The Nigeria Data Protection Commission has begun an investigation into an alleged data breach involving Remita Payment Services Limited, Sterling Bank, and other institutions, marking a significant enforcement action under the Nigeria Data Protection Act 2023. Mr Babatunde Bamigboye, Head of Legal, Enforcement and Regulations at NDPC, said in a statement on Monday that a notice of investigation was duly served on April 1, in line with the commission’s procedures, and that relevant parties and individuals have since been providing information to aid the investigation and address the incident.
Bamigboye stressed that the investigation aims to ensure that data subjects are protected with appropriate technical and organisational measures. “The investigation by NDPC covers, among others, the types of personal data involved, the nature and scope of the alleged breach, the risk to data subjects and the mitigation measures carried out where a breach is confirmed,” he said. The investigation signals the commission’s willingness to exercise its enforcement powers against major financial services institutions, demonstrating that compliance with data protection obligations is not optional.
From an economic perspective, data breaches in the financial services sector carry significant potential consequences. Payment platforms and banks process vast quantities of sensitive personal information, including bank account details, transaction histories, identification documents, and in some cases, biometric data. A breach of this data could expose individuals to financial fraud, identity theft, and phishing attacks. For the institutions involved, a breach can result in regulatory sanctions, reputational damage, loss of customer trust, and potential civil liability. The NDPC’s investigation will determine the scope of any breach and the adequacy of the institutions’ response.
The National Commissioner of NDPC, Dr Vincent Olatunji, stated that organisations deploying digital payment systems without adequate safeguards would come under scrutiny. He added that such measures were mandated under the Nigeria Data Protection Act 2023 as part of efforts to ensure the integrity of the ecosystem. This statement reflects the commission’s view that digital payment systems, given their access to sensitive financial data, must meet high standards of data protection. The investigation of Remita, a major payment platform used by many government agencies and businesses, suggests that the commission is focusing on systemically important players in the digital payments infrastructure.
The Nigeria Data Protection Act 2023, which came into force after years of advocacy and legislative work, established a comprehensive framework for data protection in Nigeria. The Act created the NDPC, gave it enforcement powers, and set out principles for the collection, processing, and storage of personal data. Under the Act, data controllers and processors are required to implement appropriate security measures to protect personal data from breaches, notify the commission and affected data subjects in the event of a breach, and cooperate with investigations. The investigation of Remita and Sterling Bank represents a test of these provisions.
The timing of the investigation is notable, coming as Nigeria’s digital economy continues to expand rapidly. More Nigerians are using digital payment platforms for salaries, bill payments, transfers, and commerce. The volume of personal data flowing through these systems has grown correspondingly, making them attractive targets for malicious actors. The NDPC’s proactive enforcement, including investigations of potential breaches, is intended to deter lax security practices and ensure that institutions handling personal data take their obligations seriously.
For Remita and Sterling Bank, the investigation presents both compliance and reputational challenges. The institutions will need to demonstrate that they have adequate security measures in place, that any breach was promptly detected and mitigated, and that affected data subjects were properly notified. The outcome of the investigation, whether a finding of compliance, recommendations for improvement, or imposition of sanctions, will be closely watched by other financial institutions and data controllers across the economy.

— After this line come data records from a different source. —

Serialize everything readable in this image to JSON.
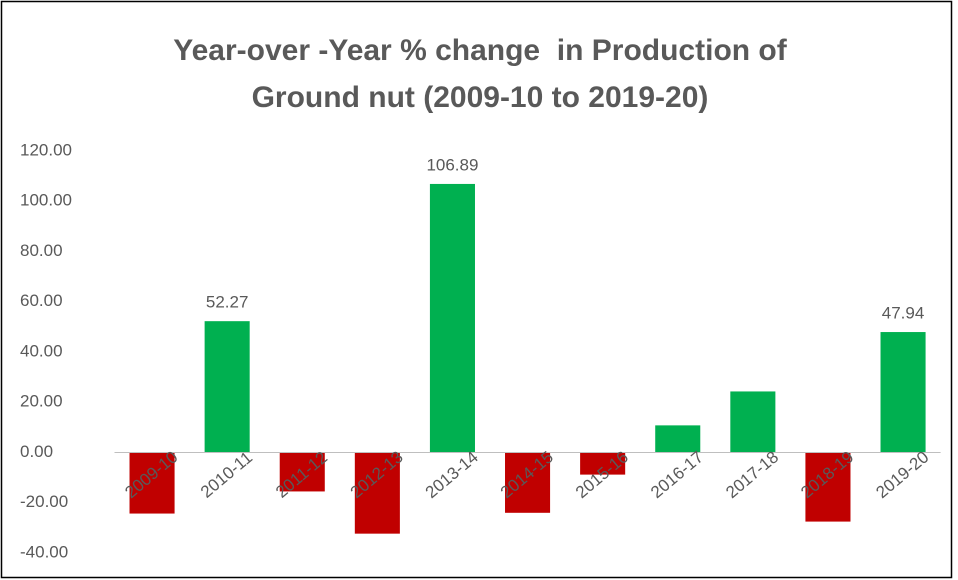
{
  "chart_data": {
    "type": "bar",
    "title": [
      "Year-over -Year % change  in Production of",
      "Ground nut (2009-10 to 2019-20)"
    ],
    "categories": [
      "2009-10",
      "2010-11",
      "2011-12",
      "2012-13",
      "2013-14",
      "2014-15",
      "2015-16",
      "2016-17",
      "2017-18",
      "2018-19",
      "2019-20"
    ],
    "values": [
      -24.3,
      52.27,
      -15.5,
      -32.3,
      106.89,
      -24,
      -8.8,
      10.8,
      24.3,
      -27.5,
      47.94
    ],
    "value_labels": [
      null,
      "52.27",
      null,
      null,
      "106.89",
      null,
      null,
      null,
      null,
      null,
      "47.94"
    ],
    "color": "#00b050",
    "negative_color": "#c00000",
    "ylim": [
      -40,
      120
    ],
    "yticks": [
      {
        "value": -40,
        "label": "-40.00"
      },
      {
        "value": -20,
        "label": "-20.00"
      },
      {
        "value": 0,
        "label": "0.00"
      },
      {
        "value": 20,
        "label": "20.00"
      },
      {
        "value": 40,
        "label": "40.00"
      },
      {
        "value": 60,
        "label": "60.00"
      },
      {
        "value": 80,
        "label": "80.00"
      },
      {
        "value": 100,
        "label": "100.00"
      },
      {
        "value": 120,
        "label": "120.00"
      }
    ],
    "grid": false
  }
}
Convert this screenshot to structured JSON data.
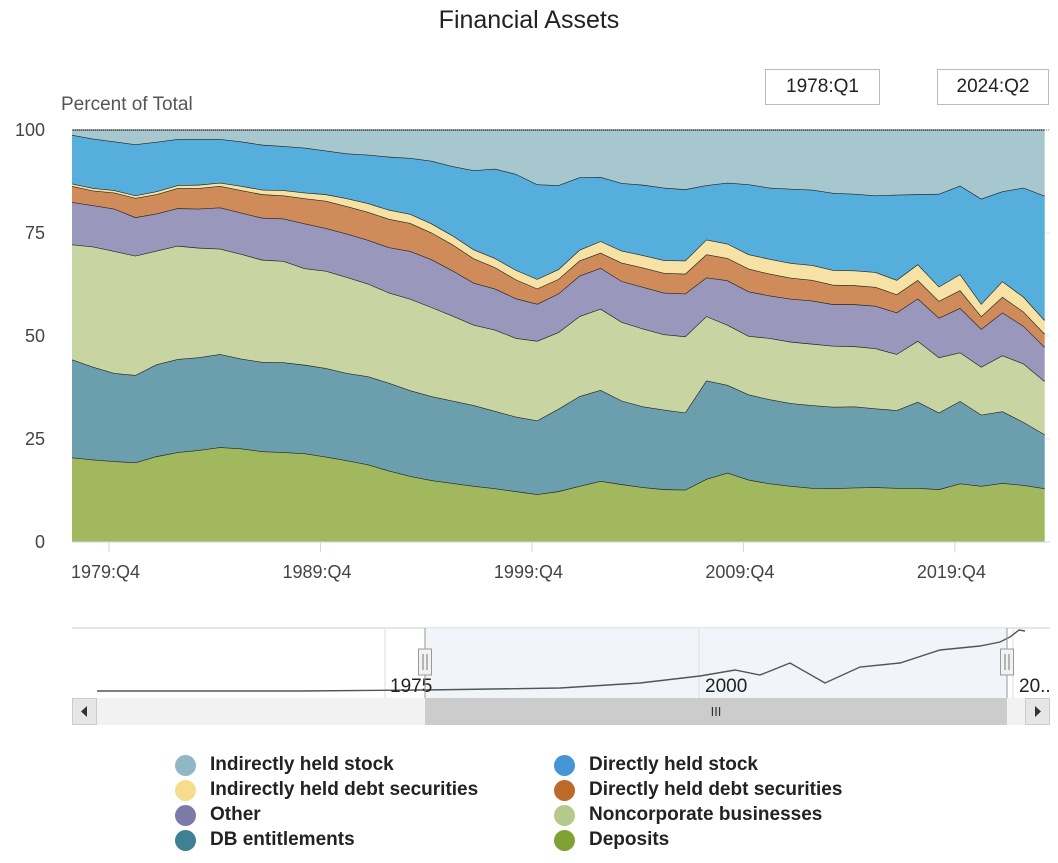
{
  "title": "Financial Assets",
  "range_selector": {
    "from": "1978:Q1",
    "to": "2024:Q2"
  },
  "navigator": {
    "tick_labels": [
      "1975",
      "2000",
      "20.."
    ],
    "scroll_thumb_glyph": "III",
    "handle_glyph": "||",
    "left_arrow": "◀",
    "right_arrow": "▶",
    "selected_range": [
      "1978:Q1",
      "2024:Q2"
    ]
  },
  "legend": [
    {
      "name": "Indirectly held stock",
      "color": "#8fb8c4"
    },
    {
      "name": "Directly held stock",
      "color": "#4695d6"
    },
    {
      "name": "Indirectly held debt securities",
      "color": "#f6dc8c"
    },
    {
      "name": "Directly held debt securities",
      "color": "#bb6a2a"
    },
    {
      "name": "Other",
      "color": "#7b7aa8"
    },
    {
      "name": "Noncorporate businesses",
      "color": "#b5c98c"
    },
    {
      "name": "DB entitlements",
      "color": "#3f8092"
    },
    {
      "name": "Deposits",
      "color": "#7fa232"
    }
  ],
  "chart_data": {
    "type": "area",
    "stacking": "percent",
    "title": "Financial Assets",
    "xlabel": "",
    "ylabel": "Percent of Total",
    "ylim": [
      0,
      100
    ],
    "yticks": [
      0,
      25,
      50,
      75,
      100
    ],
    "xtick_labels": [
      "1979:Q4",
      "1989:Q4",
      "1999:Q4",
      "2009:Q4",
      "2019:Q4"
    ],
    "grid": true,
    "legend_position": "bottom",
    "x": [
      1978,
      1979,
      1980,
      1981,
      1982,
      1983,
      1984,
      1985,
      1986,
      1987,
      1988,
      1989,
      1990,
      1991,
      1992,
      1993,
      1994,
      1995,
      1996,
      1997,
      1998,
      1999,
      2000,
      2001,
      2002,
      2003,
      2004,
      2005,
      2006,
      2007,
      2008,
      2009,
      2010,
      2011,
      2012,
      2013,
      2014,
      2015,
      2016,
      2017,
      2018,
      2019,
      2020,
      2021,
      2022,
      2023,
      2024
    ],
    "series": [
      {
        "name": "Deposits",
        "color": "#a1b85e",
        "values": [
          20.5,
          20.0,
          19.6,
          19.3,
          20.8,
          21.8,
          22.3,
          23.0,
          22.7,
          22.0,
          21.8,
          21.5,
          20.7,
          19.8,
          18.8,
          17.3,
          16.0,
          15.0,
          14.3,
          13.6,
          13.0,
          12.3,
          11.6,
          12.3,
          13.6,
          14.8,
          14.0,
          13.3,
          12.8,
          12.7,
          15.3,
          16.8,
          15.1,
          14.2,
          13.6,
          13.1,
          13.0,
          13.2,
          13.3,
          13.1,
          13.1,
          12.8,
          14.2,
          13.6,
          14.3,
          13.8,
          13.0
        ]
      },
      {
        "name": "DB entitlements",
        "color": "#6c9fae",
        "values": [
          23.8,
          22.5,
          21.4,
          21.2,
          22.3,
          22.6,
          22.5,
          22.6,
          21.8,
          21.7,
          21.8,
          21.5,
          21.5,
          21.2,
          21.4,
          21.3,
          20.8,
          20.4,
          20.0,
          19.6,
          18.8,
          18.1,
          17.9,
          20.0,
          21.8,
          22.1,
          20.3,
          19.6,
          19.3,
          18.7,
          23.9,
          21.3,
          20.7,
          20.4,
          20.1,
          20.1,
          19.8,
          19.7,
          19.1,
          18.9,
          20.9,
          18.6,
          20.0,
          17.3,
          17.4,
          15.3,
          13.1
        ]
      },
      {
        "name": "Noncorporate businesses",
        "color": "#c8d4a2",
        "values": [
          27.9,
          29.2,
          29.6,
          29.0,
          27.6,
          27.5,
          26.6,
          25.6,
          25.4,
          24.8,
          24.6,
          23.4,
          23.6,
          23.3,
          22.5,
          21.9,
          22.2,
          21.6,
          20.6,
          19.5,
          19.7,
          19.1,
          19.3,
          18.6,
          19.4,
          19.7,
          19.1,
          18.9,
          18.3,
          18.5,
          15.6,
          14.6,
          14.2,
          14.9,
          14.9,
          14.9,
          14.8,
          14.6,
          14.6,
          13.6,
          14.8,
          13.4,
          11.8,
          11.6,
          13.6,
          14.2,
          12.9
        ]
      },
      {
        "name": "Other",
        "color": "#9a97bd",
        "values": [
          10.3,
          10.0,
          10.3,
          9.3,
          9.0,
          9.1,
          9.5,
          10.0,
          10.0,
          10.2,
          10.3,
          10.9,
          10.4,
          10.5,
          10.6,
          11.0,
          11.6,
          11.6,
          11.0,
          10.2,
          10.0,
          9.6,
          9.0,
          9.4,
          9.8,
          9.9,
          9.9,
          10.1,
          10.1,
          10.4,
          9.4,
          10.8,
          10.8,
          10.3,
          10.4,
          10.5,
          10.1,
          10.2,
          10.3,
          10.1,
          10.3,
          9.6,
          10.8,
          9.2,
          10.4,
          9.1,
          8.3
        ]
      },
      {
        "name": "Directly held debt securities",
        "color": "#cf8c5a",
        "values": [
          3.9,
          3.6,
          3.9,
          4.7,
          4.7,
          4.9,
          5.0,
          5.2,
          5.5,
          5.7,
          5.6,
          6.1,
          6.6,
          6.7,
          6.8,
          6.9,
          6.8,
          6.5,
          6.3,
          5.9,
          5.2,
          4.6,
          3.7,
          3.5,
          3.7,
          3.7,
          4.5,
          4.7,
          4.8,
          4.8,
          5.6,
          5.4,
          5.5,
          5.3,
          5.1,
          5.0,
          4.7,
          4.6,
          4.6,
          4.4,
          4.5,
          4.1,
          4.3,
          3.1,
          3.8,
          3.5,
          3.2
        ]
      },
      {
        "name": "Indirectly held debt securities",
        "color": "#f6e2a4",
        "values": [
          0.6,
          0.6,
          0.6,
          0.6,
          0.7,
          0.7,
          0.8,
          0.8,
          1.0,
          1.1,
          1.3,
          1.4,
          1.6,
          1.9,
          2.1,
          2.2,
          2.2,
          2.2,
          2.2,
          2.2,
          2.2,
          2.3,
          2.3,
          2.4,
          2.6,
          2.8,
          2.9,
          3.0,
          3.1,
          3.2,
          3.6,
          3.5,
          3.5,
          3.6,
          3.6,
          3.6,
          3.6,
          3.6,
          3.6,
          3.5,
          3.8,
          3.5,
          3.9,
          3.0,
          3.8,
          3.6,
          3.3
        ]
      },
      {
        "name": "Directly held stock",
        "color": "#55aedb",
        "values": [
          11.8,
          12.0,
          11.8,
          12.4,
          12.0,
          11.2,
          11.1,
          10.6,
          10.8,
          10.9,
          10.7,
          10.9,
          10.6,
          10.9,
          11.8,
          12.9,
          13.6,
          15.2,
          16.8,
          19.2,
          21.7,
          23.3,
          23.0,
          20.4,
          17.6,
          15.6,
          16.4,
          17.1,
          17.6,
          17.3,
          13.2,
          14.8,
          17.0,
          17.3,
          18.0,
          18.3,
          18.7,
          18.6,
          18.6,
          20.7,
          17.0,
          22.5,
          21.5,
          25.5,
          21.8,
          26.5,
          30.2
        ]
      },
      {
        "name": "Indirectly held stock",
        "color": "#a7c7cf",
        "values": [
          1.2,
          2.1,
          2.8,
          3.5,
          2.9,
          2.2,
          2.2,
          2.2,
          2.8,
          3.6,
          3.9,
          4.4,
          5.0,
          5.7,
          6.0,
          6.5,
          6.8,
          7.5,
          8.8,
          9.8,
          9.4,
          10.7,
          13.2,
          13.4,
          11.5,
          11.4,
          12.9,
          13.3,
          14.0,
          14.4,
          13.4,
          12.8,
          13.2,
          14.0,
          14.3,
          14.5,
          15.3,
          15.5,
          15.9,
          15.7,
          15.6,
          15.5,
          13.5,
          16.7,
          14.9,
          14.0,
          16.0
        ]
      }
    ]
  }
}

The NDPC’s action also has implications for the broader fintech ecosystem. Many fintech companies handle sensitive personal data but may operate with lean compliance teams or limited security budgets. The investigation of major players like Remita and Sterling Bank sends a signal that the commission is actively monitoring the sector and will enforce the law regardless of an institution’s size or market position. Fintech companies would be wise to review their data protection practices and ensure they are prepared for potential regulatory scrutiny.
As the investigation proceeds, the NDPC will determine whether a breach occurred, its scope and impact, and whether the institutions took appropriate measures to protect data and respond to the incident. Depending on the findings, the commission could issue recommendations, impose administrative fines, or take other enforcement actions. For data subjects who may have been affected, the investigation may ultimately provide clarity about what happened and what steps they should take to protect themselves. For the broader public, the investigation demonstrates that the NDPC is fulfilling its mandate to enforce the Nigeria Data Protection Act and hold data controllers accountable.